Depuis la conclusion du traité du 6 octobre, Sforza se tenait en relations assidues avec le Dauphin. Gaston du Lyon, premier écuyer tranchant de ce prince, était venu le trouver, en compagnie de Camulio, pour la ratification du traité. D'importants avantages territoriaux étaient offerts au duc[66], qui manifestait le plus grand empressement à servir les intérêts du Dauphin. Bientôt arriva un nouvel ambassadeur : Baude Meurin, secrétaire du Dauphin, avait mission de 's'employer, tant auprès du duc de Milan que de la République de Florence, eu faveur de Jacques de Valpergue. Le 24 décembre, Sforza donnait réponse à l'ambassadeur. Il exposait longuement tout ce qu'il avait fait pour donner satisfaction au Dauphin ; il confirmait. les arrangements pris avec Gaston du Lyon avant la conclusion du traité : en cas de mort du Roi, il mettrait toute sa puissance à la disposition du Dauphin, pour l'aider à prendre possession du trône, et l'aiderait également à soumettre le Dauphiné ; il s'était efforcé de seconder les intentions du Dauphin en ce qui concernait le gouvernement de la Savoie ; mais il ne voulait pas entrer en guerre avec le duc, qui était compris dans la ligue entre les états italiens, et qu'il fallait ménager pour qu'il ne se jetât point dans les bras du roi de France ou des Vénitiens ; il avait mis secrètement de l'argent à la disposition de Valpergue, et tenait un corps de troupes tout prêt afin que celui-ci pût s'en servir au moment opportun ; il avait envoyé plusieurs ambassades au duc de Savoie, tant pour lui exprimer son déplaisir du traitement infligé à Valpergue que pour lui faire sentir les conséquences d'une rupture avec le Dauphin[67].

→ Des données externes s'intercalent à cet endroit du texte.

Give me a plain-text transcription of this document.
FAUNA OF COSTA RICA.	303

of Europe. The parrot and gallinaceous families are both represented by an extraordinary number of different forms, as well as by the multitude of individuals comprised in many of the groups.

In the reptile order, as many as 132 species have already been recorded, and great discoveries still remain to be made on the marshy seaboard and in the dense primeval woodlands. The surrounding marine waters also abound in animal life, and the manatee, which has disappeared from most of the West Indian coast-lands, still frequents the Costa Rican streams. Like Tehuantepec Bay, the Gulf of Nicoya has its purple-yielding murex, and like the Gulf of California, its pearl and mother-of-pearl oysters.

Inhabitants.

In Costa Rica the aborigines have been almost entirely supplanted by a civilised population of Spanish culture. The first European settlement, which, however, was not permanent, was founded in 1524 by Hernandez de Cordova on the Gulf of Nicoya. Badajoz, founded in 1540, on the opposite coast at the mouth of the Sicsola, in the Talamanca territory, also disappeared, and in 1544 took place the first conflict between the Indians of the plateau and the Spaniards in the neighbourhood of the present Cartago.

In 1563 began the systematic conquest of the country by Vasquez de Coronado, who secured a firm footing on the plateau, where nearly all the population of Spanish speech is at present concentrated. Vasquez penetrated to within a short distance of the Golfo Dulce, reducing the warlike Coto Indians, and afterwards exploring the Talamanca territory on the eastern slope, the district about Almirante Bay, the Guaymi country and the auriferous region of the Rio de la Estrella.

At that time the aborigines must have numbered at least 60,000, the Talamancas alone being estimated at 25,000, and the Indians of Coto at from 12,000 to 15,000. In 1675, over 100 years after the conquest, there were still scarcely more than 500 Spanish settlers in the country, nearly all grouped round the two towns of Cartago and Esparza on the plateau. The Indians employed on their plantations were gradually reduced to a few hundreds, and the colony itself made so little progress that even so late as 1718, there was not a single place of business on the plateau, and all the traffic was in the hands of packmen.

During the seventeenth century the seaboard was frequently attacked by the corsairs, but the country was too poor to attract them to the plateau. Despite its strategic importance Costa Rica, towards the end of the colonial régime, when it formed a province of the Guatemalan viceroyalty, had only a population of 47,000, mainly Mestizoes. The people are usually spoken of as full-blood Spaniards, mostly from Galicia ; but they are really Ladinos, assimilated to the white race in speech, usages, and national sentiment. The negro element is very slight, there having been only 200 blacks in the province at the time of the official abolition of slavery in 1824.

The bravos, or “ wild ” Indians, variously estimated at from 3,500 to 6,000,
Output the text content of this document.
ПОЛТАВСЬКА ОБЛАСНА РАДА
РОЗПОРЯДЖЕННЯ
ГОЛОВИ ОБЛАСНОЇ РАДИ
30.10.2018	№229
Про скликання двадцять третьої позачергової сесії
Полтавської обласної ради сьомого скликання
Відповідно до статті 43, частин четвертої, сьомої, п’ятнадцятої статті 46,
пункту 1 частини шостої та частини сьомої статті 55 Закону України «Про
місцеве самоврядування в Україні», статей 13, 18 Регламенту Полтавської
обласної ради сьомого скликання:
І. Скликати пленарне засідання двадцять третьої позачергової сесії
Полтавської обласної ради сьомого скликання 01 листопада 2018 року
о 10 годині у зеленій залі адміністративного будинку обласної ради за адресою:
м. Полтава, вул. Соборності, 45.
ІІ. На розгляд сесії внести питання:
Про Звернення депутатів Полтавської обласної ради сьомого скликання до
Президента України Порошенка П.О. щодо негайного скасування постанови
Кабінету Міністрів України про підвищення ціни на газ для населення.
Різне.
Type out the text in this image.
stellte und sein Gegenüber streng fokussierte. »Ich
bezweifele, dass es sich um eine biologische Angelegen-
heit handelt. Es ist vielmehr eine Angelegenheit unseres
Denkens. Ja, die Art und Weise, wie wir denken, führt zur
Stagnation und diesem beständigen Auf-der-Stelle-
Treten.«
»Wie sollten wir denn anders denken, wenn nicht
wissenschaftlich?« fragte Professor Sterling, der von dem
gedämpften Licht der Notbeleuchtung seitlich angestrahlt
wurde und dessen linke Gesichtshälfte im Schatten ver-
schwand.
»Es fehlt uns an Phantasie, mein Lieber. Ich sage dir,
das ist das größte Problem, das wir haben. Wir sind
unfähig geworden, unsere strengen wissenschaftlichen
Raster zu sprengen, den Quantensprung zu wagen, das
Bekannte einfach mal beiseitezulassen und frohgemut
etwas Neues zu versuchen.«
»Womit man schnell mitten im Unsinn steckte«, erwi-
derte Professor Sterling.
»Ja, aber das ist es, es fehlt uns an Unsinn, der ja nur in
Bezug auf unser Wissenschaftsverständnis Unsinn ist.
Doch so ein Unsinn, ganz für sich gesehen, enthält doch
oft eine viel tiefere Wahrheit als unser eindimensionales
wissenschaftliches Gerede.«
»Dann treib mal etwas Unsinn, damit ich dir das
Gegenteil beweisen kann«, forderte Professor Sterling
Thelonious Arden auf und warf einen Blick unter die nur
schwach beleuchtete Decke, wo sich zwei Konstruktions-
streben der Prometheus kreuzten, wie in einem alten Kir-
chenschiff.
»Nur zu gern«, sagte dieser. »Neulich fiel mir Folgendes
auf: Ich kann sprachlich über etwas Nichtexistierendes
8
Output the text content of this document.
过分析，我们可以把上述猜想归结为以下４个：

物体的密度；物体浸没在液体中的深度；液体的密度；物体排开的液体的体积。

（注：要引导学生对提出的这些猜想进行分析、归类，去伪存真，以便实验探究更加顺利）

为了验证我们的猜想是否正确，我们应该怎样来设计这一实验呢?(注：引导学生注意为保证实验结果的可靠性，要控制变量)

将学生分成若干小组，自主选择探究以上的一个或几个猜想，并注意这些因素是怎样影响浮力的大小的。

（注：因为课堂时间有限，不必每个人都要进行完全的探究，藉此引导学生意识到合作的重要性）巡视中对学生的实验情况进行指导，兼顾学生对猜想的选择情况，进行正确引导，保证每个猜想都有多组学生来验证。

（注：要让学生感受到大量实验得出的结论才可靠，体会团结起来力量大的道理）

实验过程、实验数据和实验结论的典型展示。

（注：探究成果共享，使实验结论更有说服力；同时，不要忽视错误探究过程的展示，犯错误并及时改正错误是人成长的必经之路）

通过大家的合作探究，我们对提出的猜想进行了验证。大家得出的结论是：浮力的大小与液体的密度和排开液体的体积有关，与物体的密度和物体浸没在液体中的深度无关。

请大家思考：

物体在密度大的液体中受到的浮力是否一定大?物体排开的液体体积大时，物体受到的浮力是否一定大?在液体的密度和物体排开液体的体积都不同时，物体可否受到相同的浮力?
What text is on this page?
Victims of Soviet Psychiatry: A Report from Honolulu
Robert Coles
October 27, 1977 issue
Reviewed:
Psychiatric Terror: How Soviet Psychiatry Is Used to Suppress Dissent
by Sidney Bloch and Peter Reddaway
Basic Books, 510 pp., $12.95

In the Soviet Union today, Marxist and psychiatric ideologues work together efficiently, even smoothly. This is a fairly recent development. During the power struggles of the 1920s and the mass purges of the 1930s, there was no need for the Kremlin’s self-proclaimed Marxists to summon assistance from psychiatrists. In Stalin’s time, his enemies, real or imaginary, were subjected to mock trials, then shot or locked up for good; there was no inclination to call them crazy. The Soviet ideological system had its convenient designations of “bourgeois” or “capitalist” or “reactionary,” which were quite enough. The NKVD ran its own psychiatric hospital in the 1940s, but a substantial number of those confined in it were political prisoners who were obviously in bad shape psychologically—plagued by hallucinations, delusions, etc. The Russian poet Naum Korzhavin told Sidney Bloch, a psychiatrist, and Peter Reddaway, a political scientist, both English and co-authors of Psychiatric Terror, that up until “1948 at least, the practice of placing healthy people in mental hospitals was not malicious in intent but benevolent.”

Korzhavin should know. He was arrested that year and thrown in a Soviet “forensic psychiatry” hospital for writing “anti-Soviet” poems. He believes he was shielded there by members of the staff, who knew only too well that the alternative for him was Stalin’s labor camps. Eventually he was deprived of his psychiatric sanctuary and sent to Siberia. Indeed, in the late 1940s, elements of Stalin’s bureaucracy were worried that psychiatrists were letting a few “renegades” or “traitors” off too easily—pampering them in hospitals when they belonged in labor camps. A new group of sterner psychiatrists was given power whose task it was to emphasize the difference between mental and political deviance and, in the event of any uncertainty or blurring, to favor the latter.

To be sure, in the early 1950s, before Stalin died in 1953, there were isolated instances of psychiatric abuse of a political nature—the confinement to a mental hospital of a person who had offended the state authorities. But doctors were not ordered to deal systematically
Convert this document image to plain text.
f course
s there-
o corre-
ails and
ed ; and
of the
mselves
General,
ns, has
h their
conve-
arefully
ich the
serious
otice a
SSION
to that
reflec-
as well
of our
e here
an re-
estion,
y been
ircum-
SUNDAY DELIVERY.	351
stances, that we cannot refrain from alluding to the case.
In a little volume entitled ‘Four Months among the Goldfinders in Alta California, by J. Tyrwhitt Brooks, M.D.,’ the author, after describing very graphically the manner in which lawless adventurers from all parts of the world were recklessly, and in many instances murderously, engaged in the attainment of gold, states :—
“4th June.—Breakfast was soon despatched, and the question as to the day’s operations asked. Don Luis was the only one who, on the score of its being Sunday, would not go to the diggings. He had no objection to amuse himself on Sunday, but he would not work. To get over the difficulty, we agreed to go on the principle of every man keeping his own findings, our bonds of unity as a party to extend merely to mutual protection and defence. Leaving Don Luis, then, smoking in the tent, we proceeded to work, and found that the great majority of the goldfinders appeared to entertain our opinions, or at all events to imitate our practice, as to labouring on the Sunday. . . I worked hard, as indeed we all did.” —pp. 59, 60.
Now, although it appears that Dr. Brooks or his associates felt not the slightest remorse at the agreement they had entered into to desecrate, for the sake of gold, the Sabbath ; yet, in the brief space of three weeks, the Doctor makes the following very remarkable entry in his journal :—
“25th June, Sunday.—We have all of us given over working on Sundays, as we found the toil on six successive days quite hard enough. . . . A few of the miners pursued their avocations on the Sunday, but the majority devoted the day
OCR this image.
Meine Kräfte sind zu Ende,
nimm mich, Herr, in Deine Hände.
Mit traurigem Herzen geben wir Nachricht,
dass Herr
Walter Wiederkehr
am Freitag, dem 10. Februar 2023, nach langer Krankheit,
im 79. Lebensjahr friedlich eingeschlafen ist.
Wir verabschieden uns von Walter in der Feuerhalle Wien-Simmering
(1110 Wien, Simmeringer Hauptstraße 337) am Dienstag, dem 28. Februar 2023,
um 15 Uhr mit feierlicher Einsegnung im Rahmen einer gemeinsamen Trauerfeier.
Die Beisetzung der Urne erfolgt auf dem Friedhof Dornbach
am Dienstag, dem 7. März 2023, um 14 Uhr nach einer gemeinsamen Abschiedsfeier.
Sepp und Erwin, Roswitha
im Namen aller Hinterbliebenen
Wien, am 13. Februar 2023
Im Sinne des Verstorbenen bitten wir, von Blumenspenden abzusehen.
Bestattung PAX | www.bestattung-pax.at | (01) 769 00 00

En même temps, Sforza renvoya Prosper de Camulio à la cour de Bourgogne, avec d'amples instructions sur la conduite qu'il devrait tenir, tant à l'égard du Dauphin que du duc de Bourgogne. L'ambassadeur était également chargé de se rendre auprès du duc d'York et du comte de Warwick, et de leur faire part du traité qu'il avait conclu avec le Dauphin ; il devait féliciter le légat des résultats qu'il avait obtenus et qui intéressaient non seulement le roi Ferdinand et lui, mais l'Italie tout entière ; il devait, si le Dauphin avait pour agréable la teneur du traité souscrit et ratifié par lui, en demander la ratification en due forme[68].

Après avoir rempli sa mission auprès du duc de Milan, Baude Meurin se rendit à Florence, où on lui donna audience le 24 janvier 1461. Il venait demander au nom du Dauphin que la République agît auprès du duc de Savoie comme alliée de ce prince, lequel était compris dans la ligue entre les États Italiens, pour obtenir la réalisation des desseins du Dauphin, soit au sujet du paiement intégral de la dot de la Dauphine, soit en vue de soustraire le duc à l'influence d'indignes conseillers. La République de Florence ne devait pas trouver mauvais que le Dauphin intervint dans les affaires de la Savoie pour y rétablir l'ordre et y faire respecter la justice. — Les Dix de la Balie se bornèrent à répondre que la République ne s'offenserait point de son intervention, et que, en toute occasion, elle s'empresserait de lui donner un large concours[69].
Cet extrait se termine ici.